Tape. Uma Thurman was enlisted along with her “Pulp Fiction” co-stars John Travolta and Samuel L. Jackson to present at the most recent Oscars. This excited me if only because Uma has been made to wander in the movie-making wilderness for the last 20 years because of the sexist dipshits in charge of everything after Travolta has been afforded, like, 17 career comebacks and I wondered if maybe, just maybe, this appearance would make one of the producer morons in the audience decide to stop being a moron and cast her in a real role. Alas, as it turned out she was presenting, ahem, the award for Best Actor, meaning she presented to Will Smith after he slapped Chris Rock. Nobody will ever remember she was even there. JFC almighty. So, let’s screen Richard Linklater’s digital slice of sweaty three-hander intimacy to show all these fools what Uma can do. 

 

Kate McKinnon as Ann Romney. And on the 8th day of Not-at-TIFF, as always, we rest, eschewing a movie for something shorter and stupider instead. Kate McKinnon, guiding light of latter day Saturday Night Live, finally stepped away after 11 seasons. And while her Olya Povlatsky might honestly be my favorite SNL character ever, when McKinnon left the show, for some reason I found myself thinking most about her Ann Romney. (“Everybody’s a BeyoncĂ© fan, Seth.”) 

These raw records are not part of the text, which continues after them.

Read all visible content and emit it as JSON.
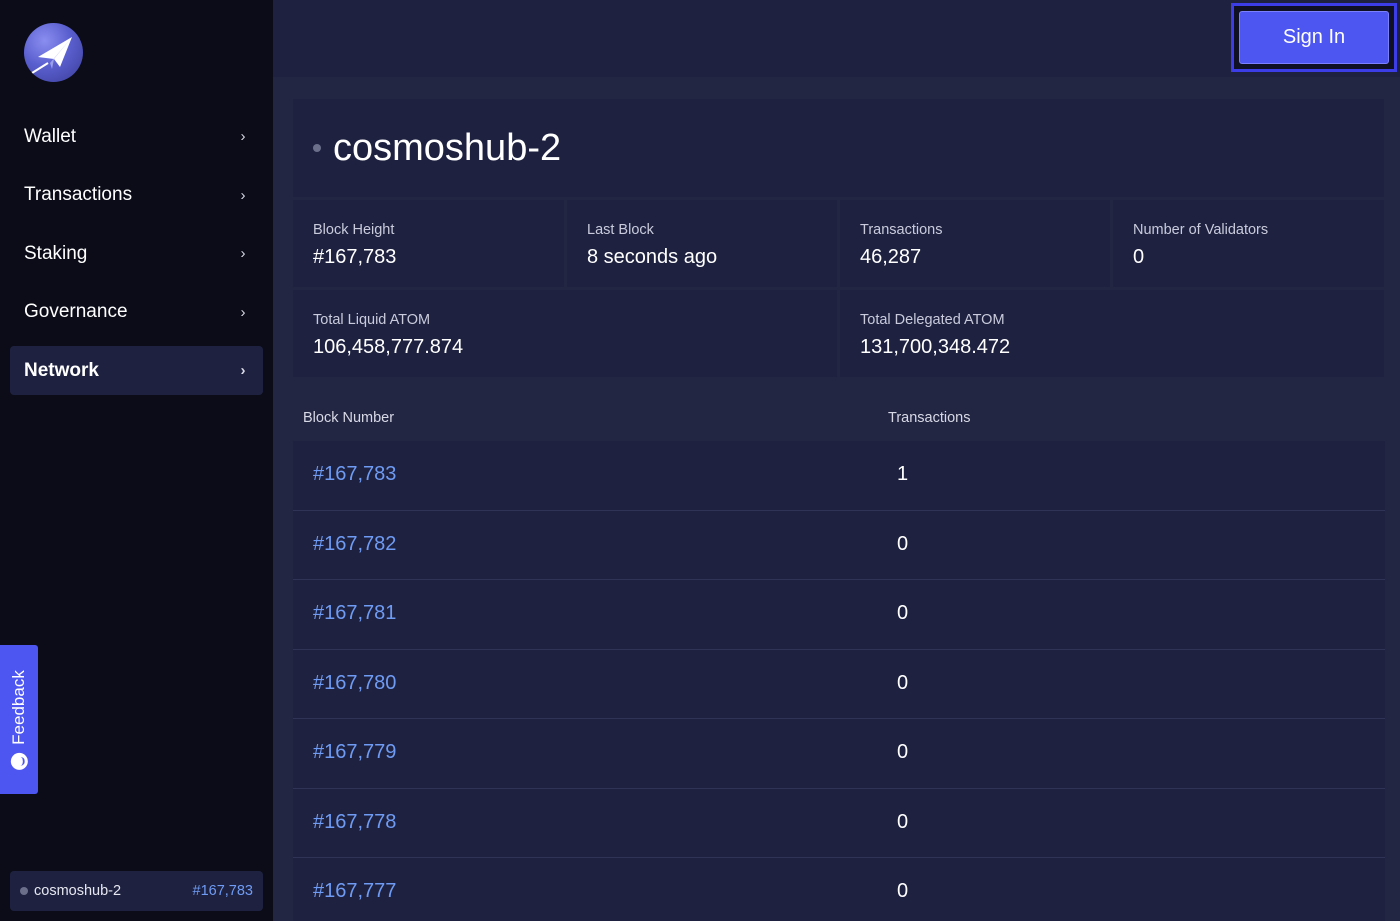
{
  "sidebar": {
    "nav": [
      {
        "label": "Wallet"
      },
      {
        "label": "Transactions"
      },
      {
        "label": "Staking"
      },
      {
        "label": "Governance"
      },
      {
        "label": "Network"
      }
    ],
    "chevron": "›",
    "feedback_label": "Feedback",
    "footer": {
      "network": "cosmoshub-2",
      "block": "#167,783"
    }
  },
  "header": {
    "signin_label": "Sign In"
  },
  "network": {
    "title": "cosmoshub-2",
    "stats": [
      {
        "label": "Block Height",
        "value": "#167,783"
      },
      {
        "label": "Last Block",
        "value": "8 seconds ago"
      },
      {
        "label": "Transactions",
        "value": "46,287"
      },
      {
        "label": "Number of Validators",
        "value": "0"
      },
      {
        "label": "Total Liquid ATOM",
        "value": "106,458,777.874"
      },
      {
        "label": "Total Delegated ATOM",
        "value": "131,700,348.472"
      }
    ]
  },
  "blocks": {
    "headers": [
      "Block Number",
      "Transactions"
    ],
    "rows": [
      {
        "block": "#167,783",
        "tx": "1"
      },
      {
        "block": "#167,782",
        "tx": "0"
      },
      {
        "block": "#167,781",
        "tx": "0"
      },
      {
        "block": "#167,780",
        "tx": "0"
      },
      {
        "block": "#167,779",
        "tx": "0"
      },
      {
        "block": "#167,778",
        "tx": "0"
      },
      {
        "block": "#167,777",
        "tx": "0"
      }
    ]
  },
  "colors": {
    "accent": "#4e56f2",
    "link": "#6f9bf4",
    "sidebar": "#0b0c18",
    "panel": "#1e2240"
  }
}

The Fish That Saved Pittsburgh. In addition to shelving “Batgirl,” the corporate buzzkills at Warner Bros. have also put their finished remake of “The Fish That Saved Pittsburgh” starring the G.O.A.T., Candace Parker of the Chicago Sky on ice. Luckily, Cinema Romantico’s elite squad of film print retrieval artists extricated a cut of the film from the Warner Bros. vault in a daring nighttime raid and we will screen it on Day 9 at an undisclosed location. 


Krush Groove. You know, fellow Gen Xers, when you see the kidz walking around in those Nirvana t-shirts from Target or Old Navy and how much it freaks you out? Well, I was in an Old Navy this summer and noticed they are now selling Run-D.M.C t-shirts too. And while you might think this would freak me out like the Kurt Cobain-inspired wearables, I found myself smiling instead, thinking that perhaps the true kings of rock have become cool again in circles where I am not closing to running, that kidz are listening to the Run-D.M.C. Spotify channel and discovering EPMD too, and Eric B. and Rakim and Kool Moe Dee. So, let’s close Not-at-TIFF 2022 with the Run-D.M.C. starring “Krush Groove” (1985). Cuz sucker Marvel Big Cheese don’t make no movies like these.